Anne Sexton, 25 Jun 2009
It’s the kind of success most author’s only dream of. Zoe Heller’s Notes On A Scandal ticked all the boxes – a critically acclaimed novel, a spot on the 2003 Man Booker short list, and a commercial success that became a hit movie. You wouldn’t blame Heller for trying to recreate that kind of glory, but her latest novel The Believers is a very different kind of book.
“Stupidly, no,” she laughs when asked if she was worried about how this book would be received. “For some reason, when I’m writing, I am curiously cut off from what people’s expectations might be. Once it’s published and I’m about to go out on the publicity trail, then I’m filled with terror, paranoia and anxiety!”

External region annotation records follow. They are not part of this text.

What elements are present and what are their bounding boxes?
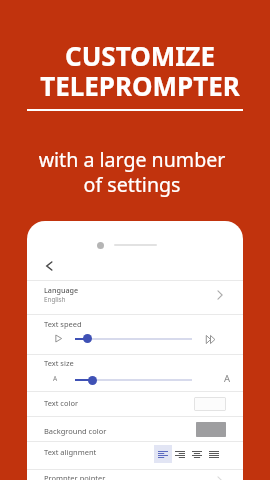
button[interactable] <box>27 280 243 314</box>
staticText: Language <box>44 285 79 295</box>
button[interactable]: Align right <box>171 445 189 463</box>
staticText: Background color <box>44 426 107 436</box>
button[interactable]: Align left <box>154 445 172 463</box>
button[interactable]: Justify <box>205 445 223 463</box>
staticText: Text speed <box>44 319 82 329</box>
staticText: Text size <box>44 358 74 368</box>
staticText: A <box>53 374 58 383</box>
button[interactable] <box>27 416 243 441</box>
staticText: Text color <box>44 398 79 408</box>
button[interactable]: Back <box>36 253 62 279</box>
staticText: Prompter pointer <box>44 473 106 480</box>
staticText: CUSTOMIZE TELEPROMPTER <box>5 38 270 103</box>
button[interactable]: Prompter pointer <box>209 470 237 480</box>
button[interactable]: Align center <box>188 445 206 463</box>
staticText: A <box>224 372 231 385</box>
button[interactable] <box>27 391 243 416</box>
staticText: English <box>44 295 66 304</box>
staticText: Text alignment <box>44 447 97 457</box>
staticText: with a large number of settings <box>0 146 267 197</box>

“When I wrote Notes On A Scandal, it seemed to me to have a very small appeal; it didn’t have the makings of something that was going to cross demographics or get turned into a movie. The legendary screenwriter William Goldman once said, ‘Nobody knows anything’ in the context of studios trying to make a hit film, but they keep trying. I think my job as a writer is to write the best book I can.”
The Believers tells the story of the Litvinoff family, a New York family with impeccable left-wing credentials and famous friends. When Joel, a radical socialist lawyer of the old school suffers a stroke and an unexpected secret from his past is revealed, the family begins to unravel.
The Believers questions idea of belief, both religious and political – beliefs that seem rational and those based on faith.
“Early on I’d come across an article that scientists were trying to locate the ‘belief’ gene, the gene that would predispose you to faith in something,” Heller says. “The thing that appealed to me was that this could be a metaphor for what one knows from life. Some people want to believe and have a natural aptitude for fending off sceptical thoughts while others don’t. What I wanted to write about was the mechanics of belief and what you do when you receive new intelligence which threatens the great edifice of your belief system.”